Norgaard portrays Lena a shy songwriter who comes out of her shell and finds her voice when James (played by Hoffman), a musician in a band gaining some popularity, hears her sing while she was performing somewhere and becomes instantly enthralled by her abilities. They are both awesome separately but together; their combination creates magic. Bickerings between them have been vividly contrasted with each other and tension has been present from the beginning which makes every funny bit even more appealing than tearful ones. Her performance painfully shows how difficult it can be desiring what you cannot attain, his fear of commitment in true love also makes him seem very realistic.
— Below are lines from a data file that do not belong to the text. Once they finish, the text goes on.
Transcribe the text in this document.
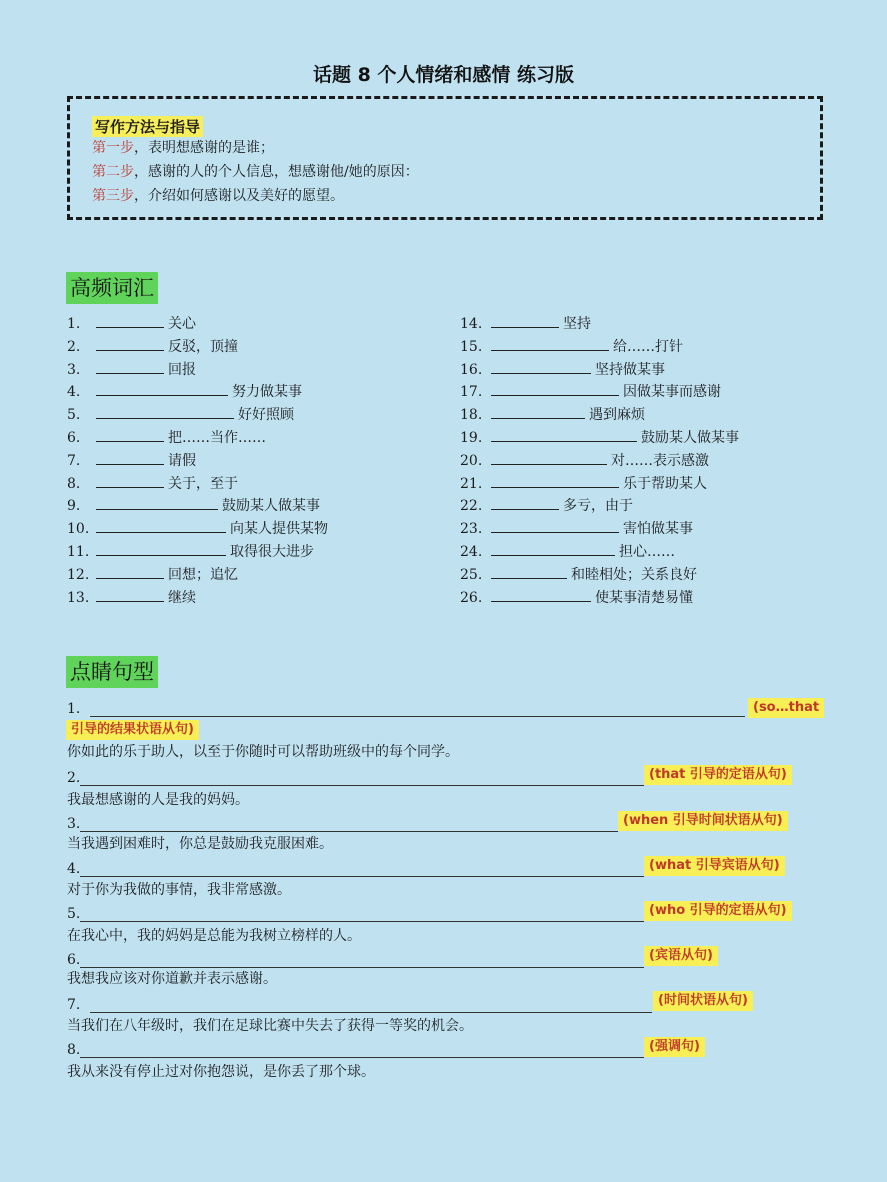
话题 8 个人情绪和感情 练习版
写作方法与指导
第一步，表明想感谢的是谁；
第二步，感谢的人的个人信息，想感谢他/她的原因：
第三步，介绍如何感谢以及美好的愿望。
高频词汇
1.	关心
2.	反驳，顶撞
3.	回报
4.	努力做某事
5.	好好照顾
6.	把……当作……
7.	请假
8.	关于，至于
9.	鼓励某人做某事
10.	向某人提供某物
11.	取得很大进步
12.	回想；追忆
13.	继续
14.	坚持
15.	给……打针
16.	坚持做某事
17.	因做某事而感谢
18.	遇到麻烦
19.	鼓励某人做某事
20.	对……表示感激
21.	乐于帮助某人
22.	多亏，由于
23.	害怕做某事
24.	担心……
25.	和睦相处；关系良好
26.	使某事清楚易懂
点睛句型
1.	(so…that
引导的结果状语从句)
你如此的乐于助人，以至于你随时可以帮助班级中的每个同学。
2.	(that 引导的定语从句)
我最想感谢的人是我的妈妈。
3.	(when 引导时间状语从句)
当我遇到困难时，你总是鼓励我克服困难。
4.	(what 引导宾语从句)
对于你为我做的事情，我非常感激。
5.	(who 引导的定语从句)
在我心中，我的妈妈是总能为我树立榜样的人。
6.	(宾语从句)
我想我应该对你道歉并表示感谢。
7.	(时间状语从句)
当我们在八年级时，我们在足球比赛中失去了获得一等奖的机会。
8.	(强调句)
我从来没有停止过对你抱怨说，是你丢了那个球。
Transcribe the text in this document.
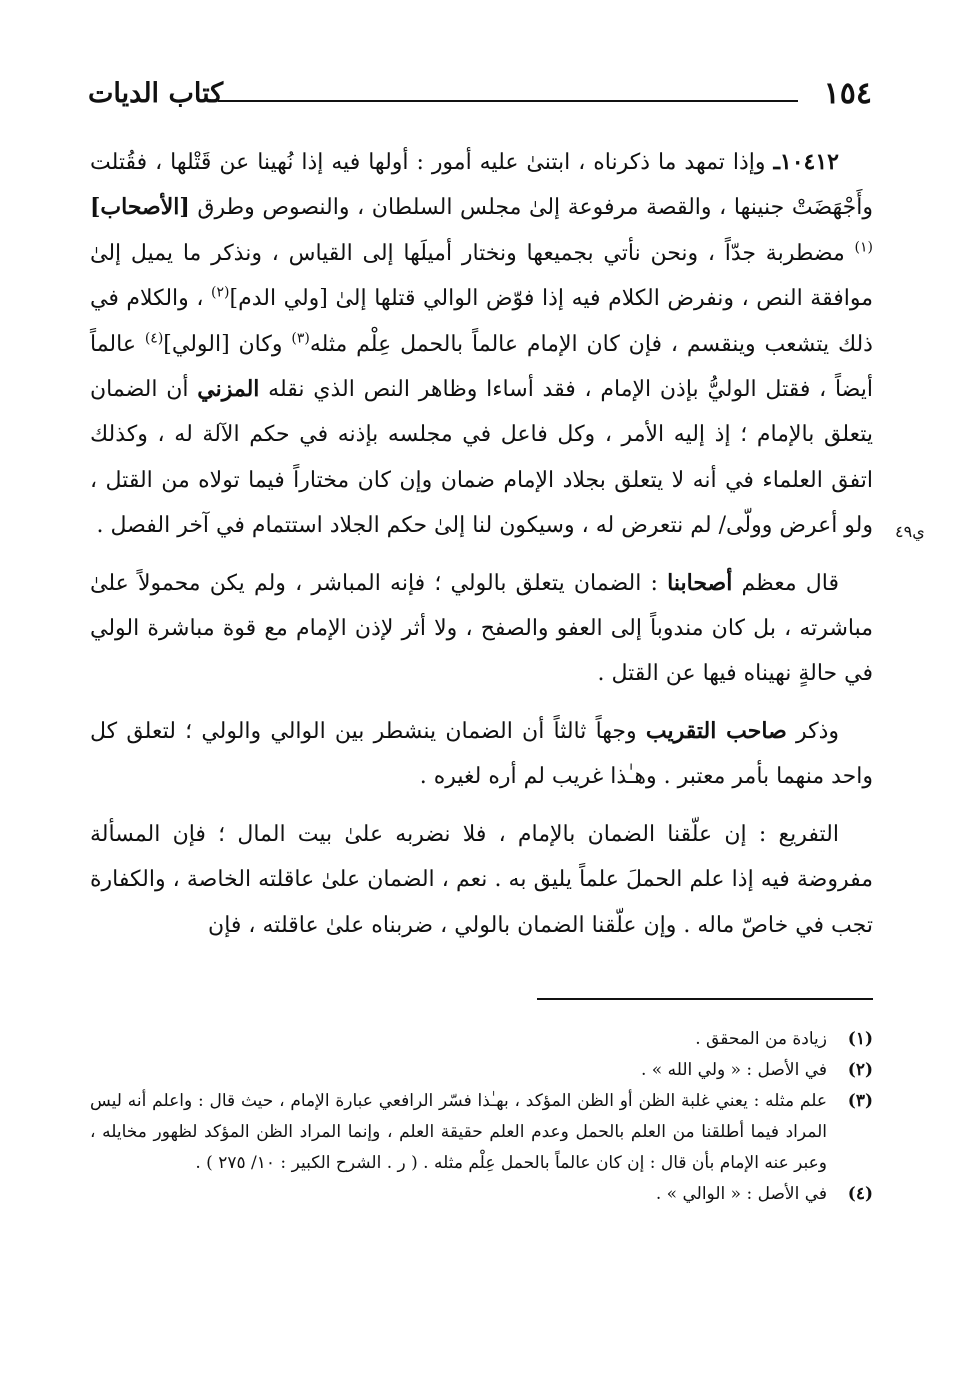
١٥٤
كتاب الديات
ي٤٩

١٠٤١٢ـ وإذا تمهد ما ذكرناه ، ابتنىٰ عليه أمور : أولها فيه إذا نُهينا عن قَتْلها ، فقُتلت وأَجْهَضَتْ جنينها ، والقصة مرفوعة إلىٰ مجلس السلطان ، والنصوص وطرق [الأصحاب]$^{(١)}$ مضطربة جدّاً ، ونحن نأتي بجميعها ونختار أميلَها إلى القياس ، ونذكر ما يميل إلىٰ موافقة النص ، ونفرض الكلام فيه إذا فوّض الوالي قتلها إلىٰ [ولي الدم]$^{(٢)}$ ، والكلام في ذلك يتشعب وينقسم ، فإن كان الإمام عالماً بالحمل عِلْم مثله$^{(٣)}$ وكان [الولي]$^{(٤)}$ عالماً أيضاً ، فقتل الوليُّ بإذن الإمام ، فقد أساءا وظاهر النص الذي نقله المزني أن الضمان يتعلق بالإمام ؛ إذ إليه الأمر ، وكل فاعل في مجلسه بإذنه في حكم الآلة له ، وكذلك اتفق العلماء في أنه لا يتعلق بجلاد الإمام ضمان وإن كان مختاراً فيما تولاه من القتل ، ولو أعرض وولّى/ لم نتعرض له ، وسيكون لنا إلىٰ حكم الجلاد استتمام في آخر الفصل .

قال معظم أصحابنا : الضمان يتعلق بالولي ؛ فإنه المباشر ، ولم يكن محمولاً علىٰ مباشرته ، بل كان مندوباً إلى العفو والصفح ، ولا أثر لإذن الإمام مع قوة مباشرة الولي في حالةٍ نهيناه فيها عن القتل .

وذكر صاحب التقريب وجهاً ثالثاً أن الضمان ينشطر بين الوالي والولي ؛ لتعلق كل واحد منهما بأمر معتبر . وهـٰذا غريب لم أره لغيره .

التفريع : إن علّقنا الضمان بالإمام ، فلا نضربه علىٰ بيت المال ؛ فإن المسألة مفروضة فيه إذا علم الحملَ علماً يليق به . نعم ، الضمان علىٰ عاقلته الخاصة ، والكفارة تجب في خاصّ ماله . وإن علّقنا الضمان بالولي ، ضربناه علىٰ عاقلته ، فإن

(١)
زيادة من المحقق .
(٢)
في الأصل : « ولي الله » .
(٣)
علم مثله : يعني غلبة الظن أو الظن المؤكد ، بهـٰذا فسّر الرافعي عبارة الإمام ، حيث قال : واعلم أنه ليس المراد فيما أطلقنا من العلم بالحمل وعدم العلم حقيقة العلم ، وإنما المراد الظن المؤكد لظهور مخايله ، وعبر عنه الإمام بأن قال : إن كان عالماً بالحمل عِلْم مثله . ( ر . الشرح الكبير : ١٠/ ٢٧٥ ) .
(٤)
في الأصل : « الوالي » .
Love triangles can become cliché, but several actors save this film. Julia’s role is well played by Mina Tobias who is hilarious in every scene she steals. A radio presenter by Yael Tygiel keeps on intruding into scenes asking personal questions from duo- a smart directorial decision that helps keep the audience grounded as well as inform them about the characters more.
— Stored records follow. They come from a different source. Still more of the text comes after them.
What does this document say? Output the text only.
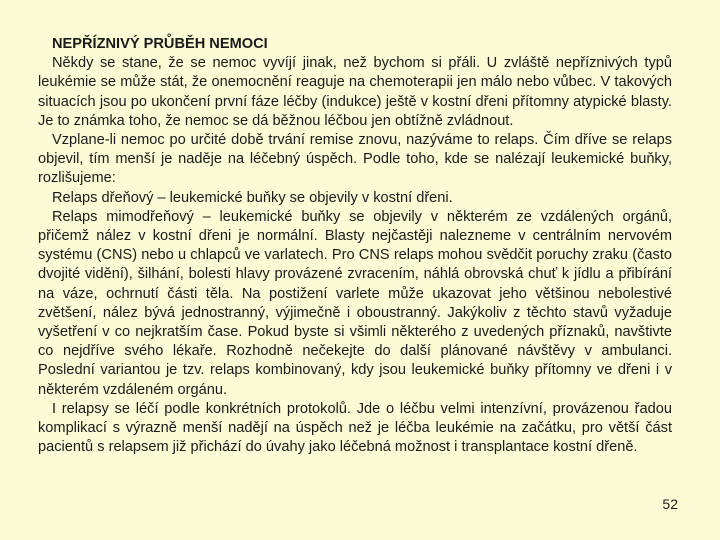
NEPŘÍZNIVÝ PRŮBĚH NEMOCI

Někdy se stane, že se nemoc vyvíjí jinak, než bychom si přáli. U zvláště nepříznivých typů leukémie se může stát, že onemocnění reaguje na chemoterapii jen málo nebo vůbec. V takových situacích jsou po ukončení první fáze léčby (indukce) ještě v kostní dřeni přítomny atypické blasty. Je to známka toho, že nemoc se dá běžnou léčbou jen obtížně zvládnout.

Vzplane-li nemoc po určité době trvání remise znovu, nazýváme to relaps. Čím dříve se relaps objevil, tím menší je naděje na léčebný úspěch. Podle toho, kde se nalézají leukemické buňky, rozlišujeme:

Relaps dřeňový – leukemické buňky se objevily v kostní dřeni.

Relaps mimodřeňový – leukemické buňky se objevily v některém ze vzdálených orgánů, přičemž nález v kostní dřeni je normální. Blasty nejčastěji nalezneme v centrálním nervovém systému (CNS) nebo u chlapců ve varlatech. Pro CNS relaps mohou svědčit poruchy zraku (často dvojité vidění), šilhání, bolesti hlavy provázené zvracením, náhlá obrovská chuť k jídlu a přibírání na váze, ochrnutí části těla. Na postižení varlete může ukazovat jeho většinou nebolestivé zvětšení, nález bývá jednostranný, výjimečně i oboustranný. Jakýkoliv z těchto stavů vyžaduje vyšetření v co nejkratším čase. Pokud byste si všimli některého z uvedených příznaků, navštivte co nejdříve svého lékaře. Rozhodně nečekejte do další plánované návštěvy v ambulanci. Poslední variantou je tzv. relaps kombinovaný, kdy jsou leukemické buňky přítomny ve dřeni i v některém vzdáleném orgánu.

I relapsy se léčí podle konkrétních protokolů. Jde o léčbu velmi intenzívní, provázenou řadou komplikací s výrazně menší nadějí na úspěch než je léčba leukémie na začátku, pro větší část pacientů s relapsem již přichází do úvahy jako léčebná možnost i transplantace kostní dřeně.

52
This movie wisely uses two parallel timelines — their last few years before they became popular starting with high school versus after they had an argument but want to give things another shot so take a trip to finish writing their first album. Patrick Meaney does an excellent job of mixing today with flashbacks that help reveal these two complex people along with an even more complicated relationship during a tight hour-and-a-half worth of film footage. What stands out most about his camerawork is that he uses more shaky shots on past scenes while those of today are static and enclosed to show where they are on their respective journeys.
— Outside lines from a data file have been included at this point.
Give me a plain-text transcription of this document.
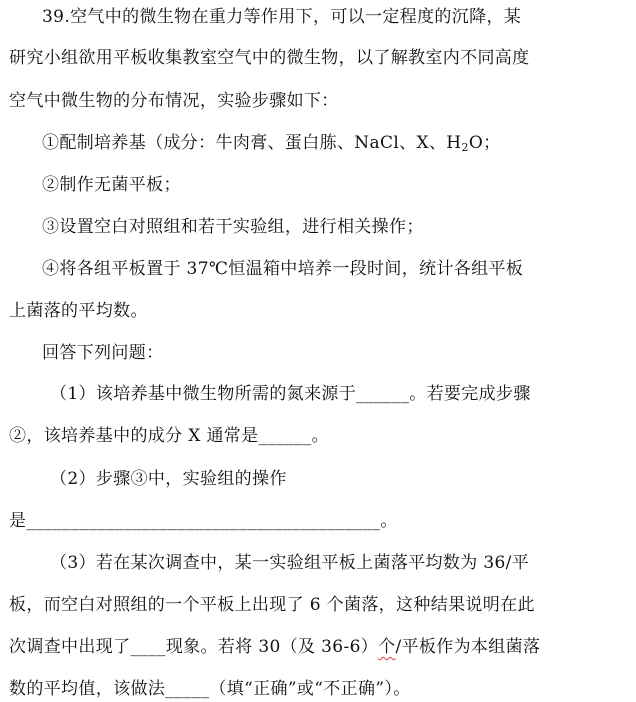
39.空气中的微生物在重力等作用下，可以一定程度的沉降，某
研究小组欲用平板收集教室空气中的微生物，以了解教室内不同高度
空气中微生物的分布情况，实验步骤如下：
①配制培养基（成分：牛肉膏、蛋白胨、NaCl、X、$H_2O$；
②制作无菌平板；
③设置空白对照组和若干实验组，进行相关操作；
④将各组平板置于 37℃恒温箱中培养一段时间，统计各组平板
上菌落的平均数。
回答下列问题：
（1）该培养基中微生物所需的氮来源于______。若要完成步骤
②，该培养基中的成分 X 通常是______。
（2）步骤③中，实验组的操作
是________________________________________。
（3）若在某次调查中，某一实验组平板上菌落平均数为 36/平
板，而空白对照组的一个平板上出现了 6 个菌落，这种结果说明在此
次调查中出现了____现象。若将 30（及 36-6）个/平板作为本组菌落
数的平均值，该做法_____（填“正确”或“不正确”）。
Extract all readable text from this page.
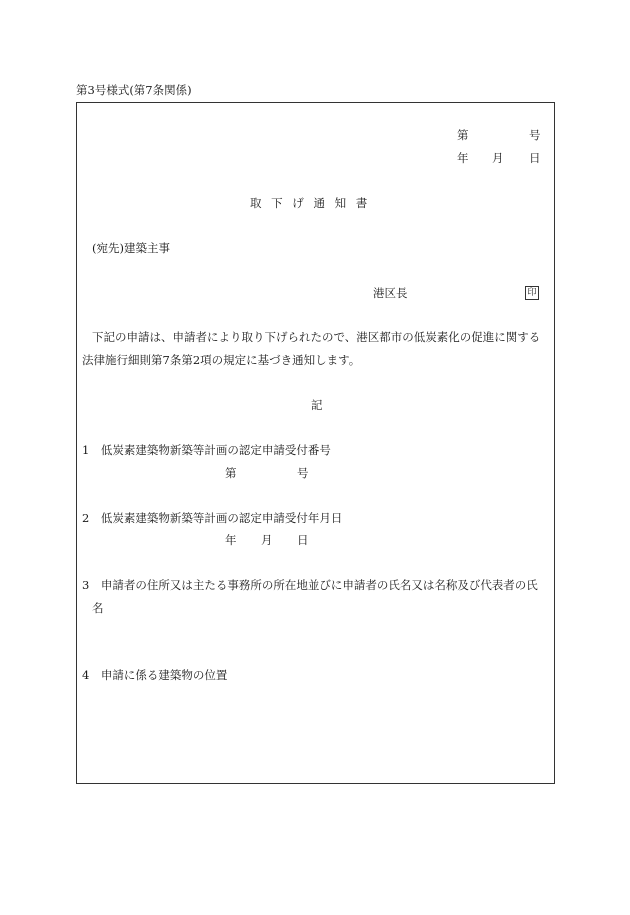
第3号様式(第7条関係)
第	号
年 月 日
取 下 げ 通 知 書
(宛先)建築主事
港区長	印
下記の申請は、申請者により取り下げられたので、港区都市の低炭素化の促進に関する
法律施行細則第7条第2項の規定に基づき通知します。
記
1　低炭素建築物新築等計画の認定申請受付番号
第	号
2　低炭素建築物新築等計画の認定申請受付年月日
年 月 日
3　申請者の住所又は主たる事務所の所在地並びに申請者の氏名又は名称及び代表者の氏
名
4　申請に係る建築物の位置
What is most impressive about the brink of movie, both in terms of its directing as well as the acting, is a long one-shot party scene at the climax that Meaney has captured so perfectly despite the fact there were hundreds of things moving around him when the shoot was ongoing. Perhaps it can be said that this would have been typical of any other fully funded film; but what about an independent one like this? It’s true to say that Meaney’s achievement has been nothing short of a miracle.

In total, everyone working in front of and behind the camera did a great job in making sure every component blended perfectly. Hopefully, like how we saw the band get some sunshine here, it won’t be long before our eyes will see a cast and crew treated with such respect and admiration – not least because these people still have many songs left in them.